Ramsden also pays tribute to the less-noticed essential workers: “these working hands pack / and parcel, bath and bundle, / face violence, fight fires, / lug and lift.” Cranston and Jill Jennings give us history’s heroes: Florence Nightingale and the cell donor Henrietta Lacks. Stephanie Valente pays tribute to the strength each of us needs to muster to survive this new reality visited upon us.

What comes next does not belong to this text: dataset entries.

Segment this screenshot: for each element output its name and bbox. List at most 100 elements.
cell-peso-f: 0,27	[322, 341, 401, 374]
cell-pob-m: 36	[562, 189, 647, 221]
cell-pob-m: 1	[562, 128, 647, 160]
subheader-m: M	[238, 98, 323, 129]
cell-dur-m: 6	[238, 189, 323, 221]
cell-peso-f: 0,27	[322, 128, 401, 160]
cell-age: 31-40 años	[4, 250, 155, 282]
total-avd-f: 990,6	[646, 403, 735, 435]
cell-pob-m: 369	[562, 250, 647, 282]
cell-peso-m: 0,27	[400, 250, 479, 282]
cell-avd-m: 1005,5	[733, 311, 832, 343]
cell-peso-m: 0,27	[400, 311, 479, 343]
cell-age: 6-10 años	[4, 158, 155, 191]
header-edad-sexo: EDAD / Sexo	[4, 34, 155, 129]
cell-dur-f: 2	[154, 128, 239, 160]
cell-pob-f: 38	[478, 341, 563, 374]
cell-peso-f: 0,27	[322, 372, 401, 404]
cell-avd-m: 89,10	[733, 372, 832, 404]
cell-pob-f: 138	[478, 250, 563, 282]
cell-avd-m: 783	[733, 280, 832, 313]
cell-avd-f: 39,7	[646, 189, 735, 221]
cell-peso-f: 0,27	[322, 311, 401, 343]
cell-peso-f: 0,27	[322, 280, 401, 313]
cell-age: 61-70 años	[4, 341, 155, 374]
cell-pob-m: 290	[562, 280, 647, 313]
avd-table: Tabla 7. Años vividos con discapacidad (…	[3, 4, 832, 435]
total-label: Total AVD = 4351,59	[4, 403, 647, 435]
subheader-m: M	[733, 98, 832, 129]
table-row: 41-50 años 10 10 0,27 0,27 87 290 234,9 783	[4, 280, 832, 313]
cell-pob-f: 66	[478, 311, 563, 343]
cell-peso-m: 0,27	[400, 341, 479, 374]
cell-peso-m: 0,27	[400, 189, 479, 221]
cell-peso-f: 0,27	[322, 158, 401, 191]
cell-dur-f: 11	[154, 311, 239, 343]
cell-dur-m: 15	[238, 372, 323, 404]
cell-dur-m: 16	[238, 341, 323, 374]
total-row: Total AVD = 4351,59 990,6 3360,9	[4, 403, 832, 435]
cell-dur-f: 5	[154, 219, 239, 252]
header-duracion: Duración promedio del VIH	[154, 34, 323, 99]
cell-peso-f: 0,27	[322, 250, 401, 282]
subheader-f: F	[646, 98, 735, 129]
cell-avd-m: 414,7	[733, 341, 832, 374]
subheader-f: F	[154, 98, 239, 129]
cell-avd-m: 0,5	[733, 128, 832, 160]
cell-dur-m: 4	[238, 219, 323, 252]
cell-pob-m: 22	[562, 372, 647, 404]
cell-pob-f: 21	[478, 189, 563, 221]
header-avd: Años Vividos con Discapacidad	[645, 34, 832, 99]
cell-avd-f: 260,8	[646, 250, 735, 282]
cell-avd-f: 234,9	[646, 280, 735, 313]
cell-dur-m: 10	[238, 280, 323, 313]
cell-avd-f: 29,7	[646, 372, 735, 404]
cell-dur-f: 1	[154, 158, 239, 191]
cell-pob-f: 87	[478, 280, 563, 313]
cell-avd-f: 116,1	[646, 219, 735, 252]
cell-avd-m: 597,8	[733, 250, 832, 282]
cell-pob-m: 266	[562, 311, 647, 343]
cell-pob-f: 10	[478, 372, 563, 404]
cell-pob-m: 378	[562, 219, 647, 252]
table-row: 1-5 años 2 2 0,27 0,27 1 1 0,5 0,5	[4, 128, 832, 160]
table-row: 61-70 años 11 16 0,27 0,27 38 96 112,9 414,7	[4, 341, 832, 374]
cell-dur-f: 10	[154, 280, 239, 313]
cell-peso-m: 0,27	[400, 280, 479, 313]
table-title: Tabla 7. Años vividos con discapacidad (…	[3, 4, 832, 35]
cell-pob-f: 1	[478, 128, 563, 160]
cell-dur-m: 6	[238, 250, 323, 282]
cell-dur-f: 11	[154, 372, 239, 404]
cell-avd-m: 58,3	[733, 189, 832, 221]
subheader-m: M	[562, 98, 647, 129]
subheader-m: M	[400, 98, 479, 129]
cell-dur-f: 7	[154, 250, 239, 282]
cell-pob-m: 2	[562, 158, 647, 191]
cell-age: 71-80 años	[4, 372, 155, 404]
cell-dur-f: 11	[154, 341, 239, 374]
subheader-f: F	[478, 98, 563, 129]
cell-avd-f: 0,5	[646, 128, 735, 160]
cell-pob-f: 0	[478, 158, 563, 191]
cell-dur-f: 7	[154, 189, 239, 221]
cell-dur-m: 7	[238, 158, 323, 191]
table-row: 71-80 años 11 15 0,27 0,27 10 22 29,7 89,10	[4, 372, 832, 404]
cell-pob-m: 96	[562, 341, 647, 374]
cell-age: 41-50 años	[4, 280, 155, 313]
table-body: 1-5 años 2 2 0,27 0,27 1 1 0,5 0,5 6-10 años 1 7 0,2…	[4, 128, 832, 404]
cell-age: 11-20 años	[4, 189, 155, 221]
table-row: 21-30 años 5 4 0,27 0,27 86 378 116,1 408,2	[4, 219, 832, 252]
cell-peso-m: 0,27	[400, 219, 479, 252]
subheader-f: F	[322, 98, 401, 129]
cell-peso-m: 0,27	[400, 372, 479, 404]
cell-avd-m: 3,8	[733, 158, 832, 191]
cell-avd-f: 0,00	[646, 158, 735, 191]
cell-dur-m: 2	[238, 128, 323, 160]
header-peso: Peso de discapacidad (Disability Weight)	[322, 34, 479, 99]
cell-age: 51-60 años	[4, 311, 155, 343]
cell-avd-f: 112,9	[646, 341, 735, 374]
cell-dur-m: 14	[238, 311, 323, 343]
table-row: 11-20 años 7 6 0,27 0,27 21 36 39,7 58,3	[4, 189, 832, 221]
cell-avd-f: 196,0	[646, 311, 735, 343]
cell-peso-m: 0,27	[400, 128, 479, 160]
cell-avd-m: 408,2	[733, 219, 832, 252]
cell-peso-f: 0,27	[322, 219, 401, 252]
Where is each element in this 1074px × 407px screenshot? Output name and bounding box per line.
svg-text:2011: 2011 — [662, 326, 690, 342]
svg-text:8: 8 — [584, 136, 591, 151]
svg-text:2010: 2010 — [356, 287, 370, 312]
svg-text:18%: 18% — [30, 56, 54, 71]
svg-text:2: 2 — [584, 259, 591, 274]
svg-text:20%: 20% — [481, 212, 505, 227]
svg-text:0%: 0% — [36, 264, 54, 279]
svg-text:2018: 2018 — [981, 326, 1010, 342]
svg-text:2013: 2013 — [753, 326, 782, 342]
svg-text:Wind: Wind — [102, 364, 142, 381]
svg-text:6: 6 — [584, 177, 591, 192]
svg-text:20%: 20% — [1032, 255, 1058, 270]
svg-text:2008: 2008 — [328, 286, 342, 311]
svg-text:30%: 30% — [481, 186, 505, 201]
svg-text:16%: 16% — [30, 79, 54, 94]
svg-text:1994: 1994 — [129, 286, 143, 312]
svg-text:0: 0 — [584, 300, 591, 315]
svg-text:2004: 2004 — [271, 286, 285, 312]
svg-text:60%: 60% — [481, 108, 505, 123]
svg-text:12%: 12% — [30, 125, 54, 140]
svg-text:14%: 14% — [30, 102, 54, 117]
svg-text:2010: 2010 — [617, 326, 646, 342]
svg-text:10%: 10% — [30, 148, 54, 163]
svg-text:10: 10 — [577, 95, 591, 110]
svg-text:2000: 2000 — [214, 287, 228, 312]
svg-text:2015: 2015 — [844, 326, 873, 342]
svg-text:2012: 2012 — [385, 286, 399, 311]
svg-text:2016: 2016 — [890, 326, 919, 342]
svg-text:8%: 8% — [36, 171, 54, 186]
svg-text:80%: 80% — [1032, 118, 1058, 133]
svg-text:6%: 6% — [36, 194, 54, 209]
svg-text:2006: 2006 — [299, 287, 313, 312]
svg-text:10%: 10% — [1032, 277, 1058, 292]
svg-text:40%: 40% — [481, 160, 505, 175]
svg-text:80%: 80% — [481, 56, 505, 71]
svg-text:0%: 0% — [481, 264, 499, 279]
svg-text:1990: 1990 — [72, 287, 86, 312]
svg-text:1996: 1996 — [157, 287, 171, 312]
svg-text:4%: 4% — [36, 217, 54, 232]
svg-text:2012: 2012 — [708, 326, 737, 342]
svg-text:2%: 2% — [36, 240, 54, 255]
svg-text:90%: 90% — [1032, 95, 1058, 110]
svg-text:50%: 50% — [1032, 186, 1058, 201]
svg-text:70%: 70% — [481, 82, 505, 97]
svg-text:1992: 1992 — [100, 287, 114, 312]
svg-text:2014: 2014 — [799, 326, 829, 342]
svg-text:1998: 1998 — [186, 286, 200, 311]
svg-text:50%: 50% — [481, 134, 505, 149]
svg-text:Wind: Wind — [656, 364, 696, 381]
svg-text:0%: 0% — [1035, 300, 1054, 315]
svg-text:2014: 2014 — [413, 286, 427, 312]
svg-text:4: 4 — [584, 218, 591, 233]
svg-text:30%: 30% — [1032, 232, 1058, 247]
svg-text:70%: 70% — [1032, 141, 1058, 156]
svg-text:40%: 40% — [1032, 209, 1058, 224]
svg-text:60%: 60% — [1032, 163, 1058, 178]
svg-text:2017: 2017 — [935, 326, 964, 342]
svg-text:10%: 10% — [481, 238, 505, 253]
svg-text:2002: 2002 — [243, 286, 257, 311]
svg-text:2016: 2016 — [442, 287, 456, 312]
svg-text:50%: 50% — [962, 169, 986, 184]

Reading all these poems and those in the COVID-19 section, one comes away with the impression that our poets, as a group, have also taken on the role of Old Testament prophets who called out the sins of the wicked to warn of future retribution if change was resisted. Directly and indirectly, these poems bring to mind the failures by governments to be prepared for the pandemic, or in the U.S., the denial of its reality for political gain. Michael Giorgio’s poem “Darnella” draws attention to the convergence of the failure to address ongoing healthcare issues that most critically harm African Americans here, with the chronic problem of Black males being killed by law enforcement in disproportionate numbers—injustices too many are either oblivious to or, in the case of the breakdown of law enforcement, long accepted by too many of us, as merely isolated examples. During the civil rights movement, Malcolm X gave an incendiary speech that came to be known as “The Ballot or the Bullet,” in which he took the rhetorical stance that if violence against Black Americans did not stop and their rights continued to be denied, they would have no choice but to take up arms to defend themselves. A responsible citizen today, reading all the poems of our July issue, might well hear a chorus of voices chanting “the ballot, the ballot, the ballot.” Not that our work would be done, but in this time of crisis removing the incompetent and self-serving from office must be an important step. To maintain the status quo is no choice at all—and a disservice to all the lives that have been and will continue to be lost to the virus, or to ignorance and complacency.

Steve Granzyk is the poetry editor of Please See Me.